Start by getting alopecia from a pot and cut the tubers into different sizes, and group them.
Take the rhizomes and plant them in soil similar to the one in the pot that housed the plant. Ensure the planting area is surrounded by moderate humidity and indirect sunlight. Water the soil appropriately to evade root rot.
The plant usually is resistant to pests and diseases. However, if it is not adequately hydrated, it can be attacked by spider mites. If your plant comes under attack from the mites, isolate it from others if they are in pots. Wipe and rinse the plant to get rid of the mites. To avoid further problems from the spider mites, always ensure that the plants are properly hydrated.
Do not overhydrate as too much water or humidity causes root rot or fungal diseases. Signs of fungi are brown and black spots on the leaves of the Alocasia black velvet plant. Yellow leaves indicate an underlying problem; it can be cold temperatures, overwatering, or dehydration.

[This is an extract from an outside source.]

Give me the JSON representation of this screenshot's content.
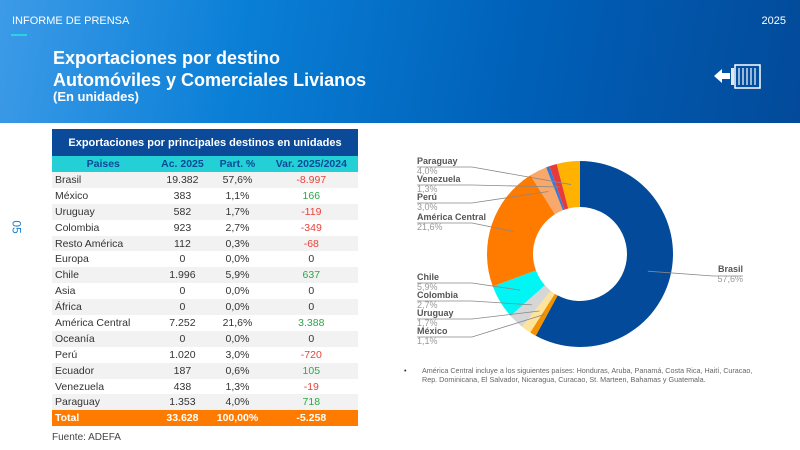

Once you establish the cause of the yellowness, cut off the leaves and adjust the cause to a favorable condition. Curling leaves are an indication of overwatering. Ensure that the soil around the plant is dry before rinsing it with more water. Remember, overwatering can lead to root rot.
Alocasia is a genus with around 79 recorded species. The plants are based in the subtropical and the tropical regions of eastern Australia and Asia. The species roots come in the forms of tubers and rhizomes.
Alocasia black velvet is harmful to pets and human beings when ingested. The plant calcium oxalate crystals irritate the digestive system and the mouth. If you consume it in massive amounts, you may suffer from a severe reaction. Keep Alocasia out of children and pets reach to protect them from potential poisoning.